We have some family members who love chicken legs, and every now and then, I have enough to treat them. This recipe starts with a simple salt water brine that makes them tender and juicy and removes discoloration that is sometimes found along the bone. Season it up with Italian flavors, as suggested, or use your own favorite combo!
Preparation Time
15 mins
Cooking Time
35 mins
Total Time
50 mins
Calories
440 Calories
Recipe Instructions
Step 1
Place chicken legs in a medium bowl.
Step 2
Stir water and salt together in a separate bowl until salt dissolves. Pour salt water over the chicken legs, cover, and refrigerate for at least 1 hour, or up to 24 hours.
Step 3
When ready to cook, preheat the oven to 375 degrees F (190 degrees C).
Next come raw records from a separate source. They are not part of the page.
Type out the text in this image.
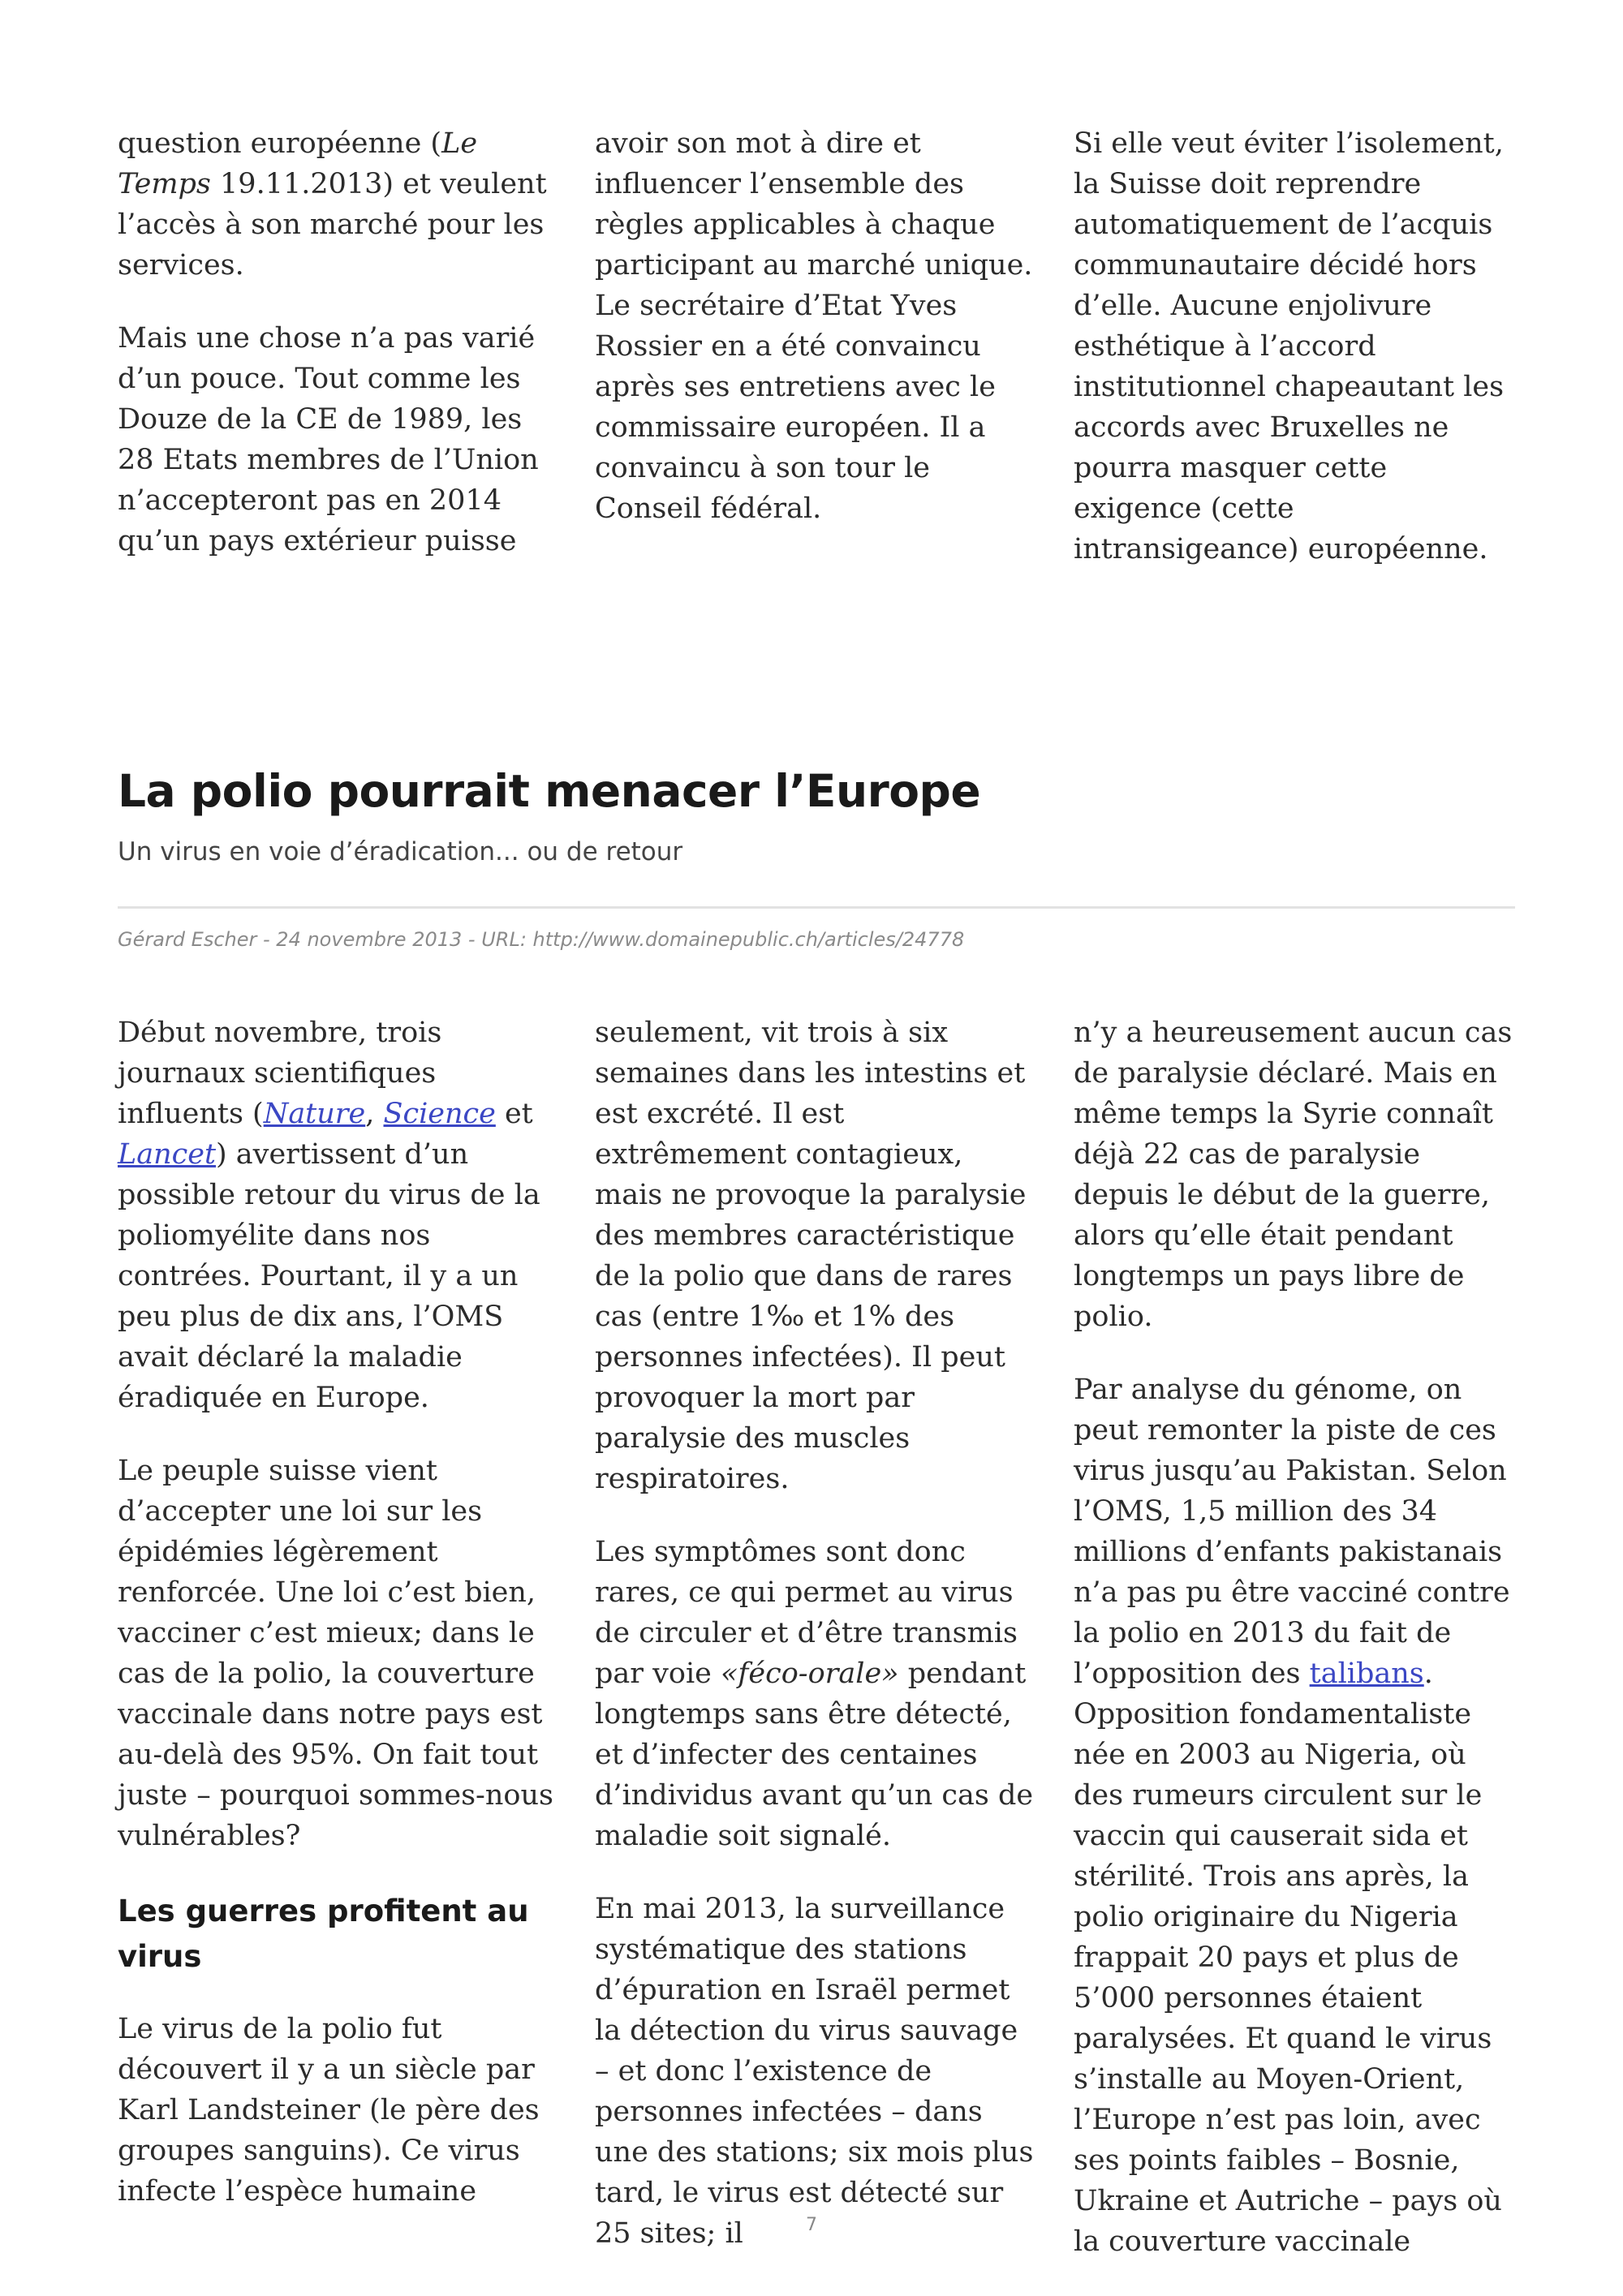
question européenne (Le Temps 19.11.2013) et veulent l’accès à son marché pour les services.

Mais une chose n’a pas varié d’un pouce. Tout comme les Douze de la CE de 1989, les 28 Etats membres de l’Union n’accepteront pas en 2014 qu’un pays extérieur puisse

avoir son mot à dire et influencer l’ensemble des règles applicables à chaque participant au marché unique. Le secrétaire d’Etat Yves Rossier en a été convaincu après ses entretiens avec le commissaire européen. Il a convaincu à son tour le Conseil fédéral.

Si elle veut éviter l’isolement, la Suisse doit reprendre automatiquement de l’acquis communautaire décidé hors d’elle. Aucune enjolivure esthétique à l’accord institutionnel chapeautant les accords avec Bruxelles ne pourra masquer cette exigence (cette intransigeance) européenne.

La polio pourrait menacer l’Europe
Un virus en voie d’éradication... ou de retour
Gérard Escher - 24 novembre 2013 - URL: http://www.domainepublic.ch/articles/24778

Début novembre, trois journaux scientifiques influents (Nature, Science et Lancet) avertissent d’un possible retour du virus de la poliomyélite dans nos contrées. Pourtant, il y a un peu plus de dix ans, l’OMS avait déclaré la maladie éradiquée en Europe.

Le peuple suisse vient d’accepter une loi sur les épidémies légèrement renforcée. Une loi c’est bien, vacciner c’est mieux; dans le cas de la polio, la couverture vaccinale dans notre pays est au-delà des 95%. On fait tout juste – pourquoi sommes-nous vulnérables?

Les guerres profitent au virus

Le virus de la polio fut découvert il y a un siècle par Karl Landsteiner (le père des groupes sanguins). Ce virus infecte l’espèce humaine

seulement, vit trois à six semaines dans les intestins et est excrété. Il est extrêmement contagieux, mais ne provoque la paralysie des membres caractéristique de la polio que dans de rares cas (entre 1‰ et 1% des personnes infectées). Il peut provoquer la mort par paralysie des muscles respiratoires.

Les symptômes sont donc rares, ce qui permet au virus de circuler et d’être transmis par voie «féco-orale» pendant longtemps sans être détecté, et d’infecter des centaines d’individus avant qu’un cas de maladie soit signalé.

En mai 2013, la surveillance systématique des stations d’épuration en Israël permet la détection du virus sauvage – et donc l’existence de personnes infectées – dans une des stations; six mois plus tard, le virus est détecté sur 25 sites; il

n’y a heureusement aucun cas de paralysie déclaré. Mais en même temps la Syrie connaît déjà 22 cas de paralysie depuis le début de la guerre, alors qu’elle était pendant longtemps un pays libre de polio.

Par analyse du génome, on peut remonter la piste de ces virus jusqu’au Pakistan. Selon l’OMS, 1,5 million des 34 millions d’enfants pakistanais n’a pas pu être vacciné contre la polio en 2013 du fait de l’opposition des talibans. Opposition fondamentaliste née en 2003 au Nigeria, où des rumeurs circulent sur le vaccin qui causerait sida et stérilité. Trois ans après, la polio originaire du Nigeria frappait 20 pays et plus de 5’000 personnes étaient paralysées. Et quand le virus s’installe au Moyen-Orient, l’Europe n’est pas loin, avec ses points faibles – Bosnie, Ukraine et Autriche – pays où la couverture vaccinale

7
Grease a pan large enough to accommodate the chicken legs without crowding them, about 8-inch square.
Step 4
Drain chicken legs and pat dry. Coat with oil, then sprinkle both sides with rosemary and pepper. Place in the prepared pan.
Step 5
Bake in the preheated oven until no longer pink at the bone and the juices run clear, 35 to 40 minutes, turning halfway through. An instant-read thermometer inserted near the bone should read 165 degrees F (74 degrees C).
Step 6
Arrange on a platter and garnish with rosemary sprig. Serve warm.